I wonder if, as we grow older, time does pass more swiftly. Or does it simply seem to do so, so that we don't have time to slow down and notice how much faster we are growing so much older.
Whatever the case may be, this year has vanished with a rapidity that takes my breath, like when you miss a step but catch yourself before you fall. Where, o where, did 2007 go?
December is almost half-way through and winter has set upon Ohio early, as it's wont to do in this part of the world. This literal middle-of-nowhere where the weather is the most changeable and the most temperamental of seasons.
"In Ohio seasons are theatrical. Each one enters like a prima donna, convinced its performance is the reason the world has people in it," Toni Morrison, a native Ohioan, writes in Beloved.
I couldn't have said it better, of course. I like that about Ohio, though, it's theatricality. Still, good Caribbean-blooded woman that I am, I may have learned to appreciate winter's beauties but I will never, ever learn to appreciate the cold.
And cold it will be for a long time to come. Winter here lasts through March and early April so no matter how far I look into the future, cold is all I see for miles.

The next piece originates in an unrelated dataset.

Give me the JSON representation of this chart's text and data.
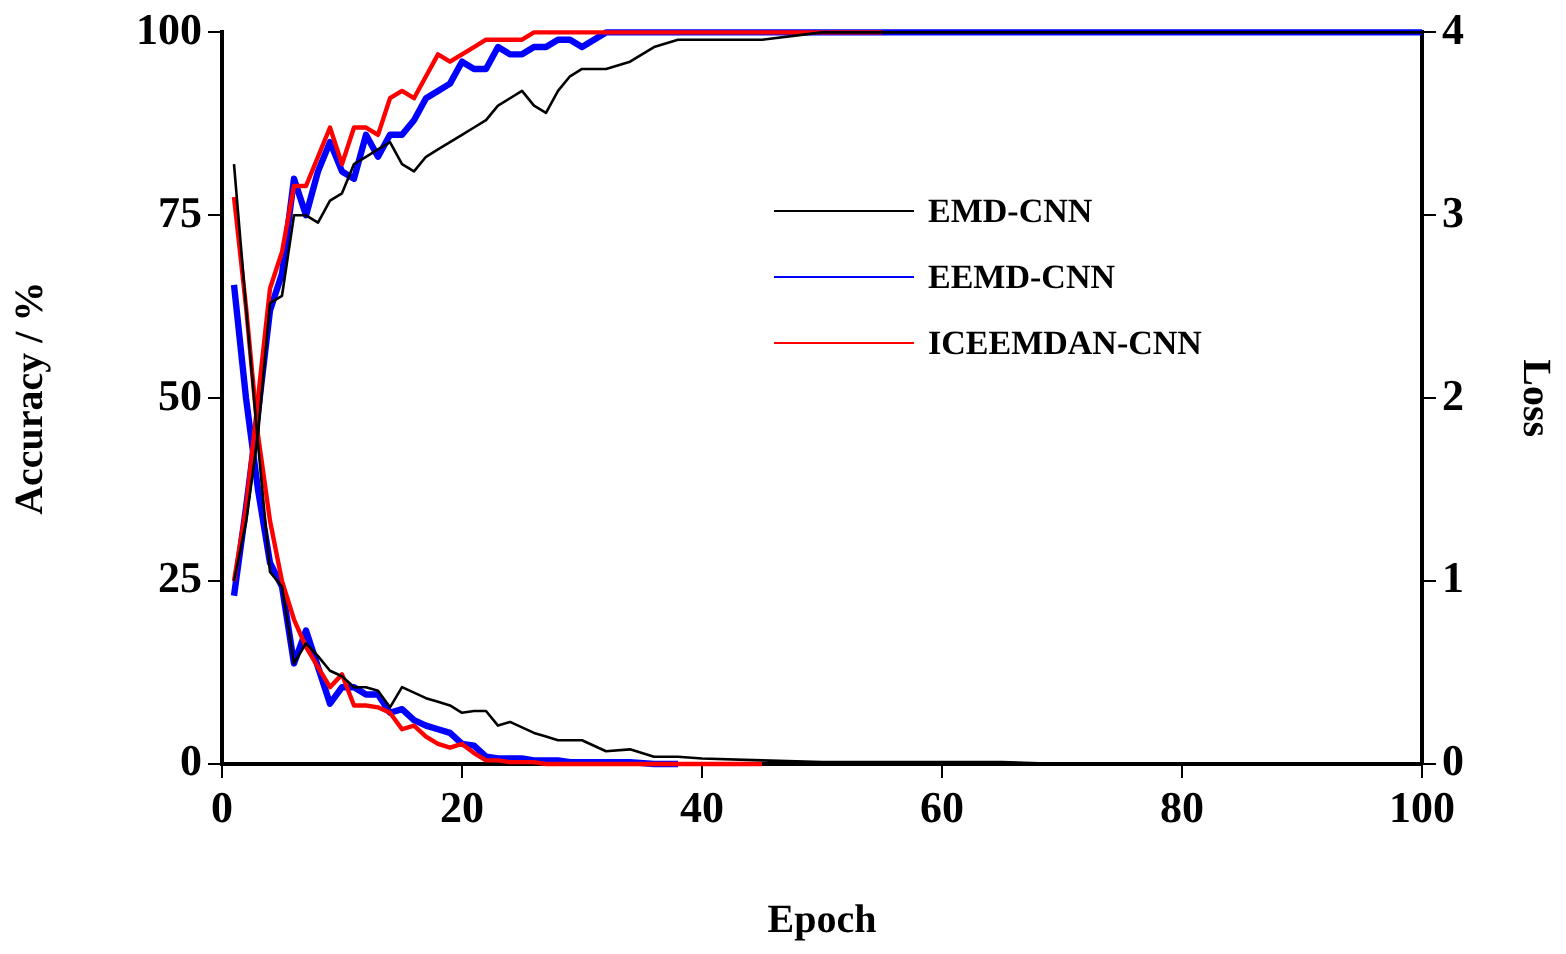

At least there are no robins around this year to cause me the same anxiety I had last year trying to make sure Mr. Robin survived the cruelest of winters in my memory. This time, the robins all flew away, as they should. That's a relief.
When I look into the past, I have to say that 2007, which only has 21 days to go in its life span, has been a wonderfully memorable one. Indeed, more memorable than most. Above all, I've had my health to face the challenges and joys that have come my way and as I leaf, mentally, through the year's pages, it's been a very good read as well.
Last Friday I taught my last class of the semester and it was a bittersweet day. Sweet, because I will appreciate and take advantage of the break from having to prepare classes and grade and build my world around my students. But this freedom also has a sharp, bitter flavor because I loved teaching that class and I loved being with those students and I had so much fun that I want to say it was the best class I've taught, ever.
But I can't trust myself on that score. Every time I teach a class I feel like it's the best one ever, so perhaps this one was just the latest in that long time of having passion for what I do and fun doing it. However, I don't think that's altogether true either. I think this class was especially special. Or at least I want to think it was.
In the next week or so, I'll take a break from going up to my college on the hill and will stay here, at home, with hubby, cats and dogs, until 2008 ushers itself in without an invitation. The expectation of a new year always has made me a little anxious because I don't know what it will bring and, as you know, I hate surprises.
But that's what a new year is, after all, a bag full of surprises. I can only hope and pray that, for all of us, the surprises are mostly on the fun side.
1 comment:
I've been so happy to be part of your excellent 2007.